Le soir, du souffle tubaire se manifeste à gauche, à droite il existe toujours aussi éclatant; la face est pâle, lèvres décolorées; pouls à 85, dépréssible; dyspnée extrême; point de crachats; la peau est encore chaude; gr. viij d'émétique.

Le 4 avril.-Le souffle tubaire est très-prononcé des deux côtés en arrière ; la face est pâle; le pouls faible à 80; la peau est encore chaude, sèche; la langue est humide, ayant une bonne chaleur. La prostration du malade semble grande. Gr. viij d'émétique avec de l'eau de menthe Ziij et syr. de menthe Zi. Cette potion lui ayant été administrée par petits verres à liqueur, vers les 3 heures de l'après-midi il l'a prise complétement; comme la prostration n'est pas augmentée et que la chaleur de la peau se maintient, on la renouvelle et on continue le même mode d'administration. Vers 9 heures du soir, on renouvelle encore la même potion.

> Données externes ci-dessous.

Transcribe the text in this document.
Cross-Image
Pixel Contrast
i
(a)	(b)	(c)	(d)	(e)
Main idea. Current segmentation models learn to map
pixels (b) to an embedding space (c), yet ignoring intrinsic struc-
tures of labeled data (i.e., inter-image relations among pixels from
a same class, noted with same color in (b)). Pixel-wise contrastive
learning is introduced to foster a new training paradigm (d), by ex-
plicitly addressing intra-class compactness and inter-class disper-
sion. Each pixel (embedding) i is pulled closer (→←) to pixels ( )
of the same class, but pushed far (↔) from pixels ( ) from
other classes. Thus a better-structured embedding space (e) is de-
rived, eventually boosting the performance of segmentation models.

5 avril. Râles crépitants de retour à gauche, souffle tubaire moins intense, il est toujours aussi éclatant à droite; pouls dépressible à 80; peau chaude; prostration extrême. Le malade sait à peine se tenir assis pour l'auscultation; fortes sueurs pendant la nuit; toux, point de crachats.—Aq. meliss. iv, syr. menth. Zi, emetici gr. vi.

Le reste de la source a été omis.